Las instituciones intergubernamentales
Aunque la Unión Europea tenga por 
definición una vocación supranacional, sus Estados miembros siguen 
gozando de importantes poderes y competencias para marcar el rumbo de la
 organización. Cuando hablamos de instituciones intergubernamentales,
 las más importantes son dos: el Consejo de la Unión Europea y el 
Consejo Europeo. Pero, antes de entrar a analizar muy brevemente qué 
hace cada una, resulta imperativo aclarar previamente que, aunque tengan
 nombres parecidos, ni son lo mismo ni deben confundirse con el Consejo de Europa,
 institución que no forma parte del sistema de la Unión Europea, sino 
que es una organización regional formada por 47 Estados del continente 
europeo en su conjunto —entre ellos, Rusia—.

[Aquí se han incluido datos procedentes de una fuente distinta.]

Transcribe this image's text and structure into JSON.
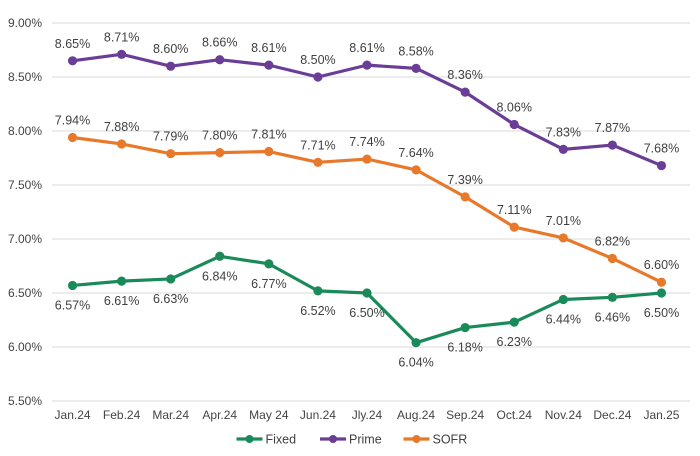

Hecha esta distinción, hay que comenzar señalando que el Consejo Europeo
 es una institución con sede en Bruselas que reúne a los jefes de Estado
 y de Gobierno de los distintos países que integran la Unión. Desde la 
entrada en vigor del Tratado de Lisboa, dispone además de un presidente 
permanente —actualmente, el polaco Donald Tusk (PPE)—. El Consejo 
Europeo tiene funciones especialmente relevantes en materias 
institucionales, de reforma de los tratados, PESC, gobernanza económica 
de la Unión Económica y Monetaria, cooperación policial y judicial en el
 espacio de libertad, seguridad y justicia o en la adopción del marco financiero plurianual,
 entre otras. Sus decisiones tradicionalmente se han adoptado por 
unanimidad, lo que ralentiza la articulación de posiciones comunes y, a 
cambio, las dota de gran legitimidad, aunque en los últimos años se ha 
flexibilizado este sistema en algunas áreas, como el nombramiento de candidatos para determinados puestos en las instituciones europeas. 
La otra gran institución intergubernamental es el Consejo de la Unión Europea.
 Este órgano, cuya sede también se encuentra en Bruselas, tiene un rango
 fundamentalmente ministerial —aunque cabe destacar las labores de los 
diferentes comités y grupos de trabajo integrados por funcionarios de 
los Estados miembros— y está formado por una presidencia rotatoria que 
le corresponde ejercer de manera semestral a uno de los Estados miembros
 de la Unión —actualmente, Rumanía—, una secretaría y distintas 
formaciones especializadas en asuntos de interés comunitario. Es 
precisamente en esas formaciones donde se reúnen habitualmente los 
ministros de cada materia de los países de la Unión. Por ejemplo, en la 
formación del Ecofin se reúnen los ministros de Economía y Finanzas, en 
el Consejo de Asuntos Exteriores —presidido por la alta representante de
 la UE— lo hacen los ministros de Exterior, y así sucesivamente. Como ya
 se ha adelantado, el Consejo de la UE tiene funciones muy importantes 
en tanto colegislador al mismo nivel —salvo en los procedimientos 
legislativos especiales— que el Parlamento Europeo. Al igual que ocurre 
en tantas otras estructuras comunitarias —véase la figura híbrida de la 
alta representante—, los puentes entre instituciones de inspiración 
comunitaria e intergubernamental son muy recurrentes en la arquitectura 
operativa comunitaria. 
¿De las reformas necesarias a las reformas posibles?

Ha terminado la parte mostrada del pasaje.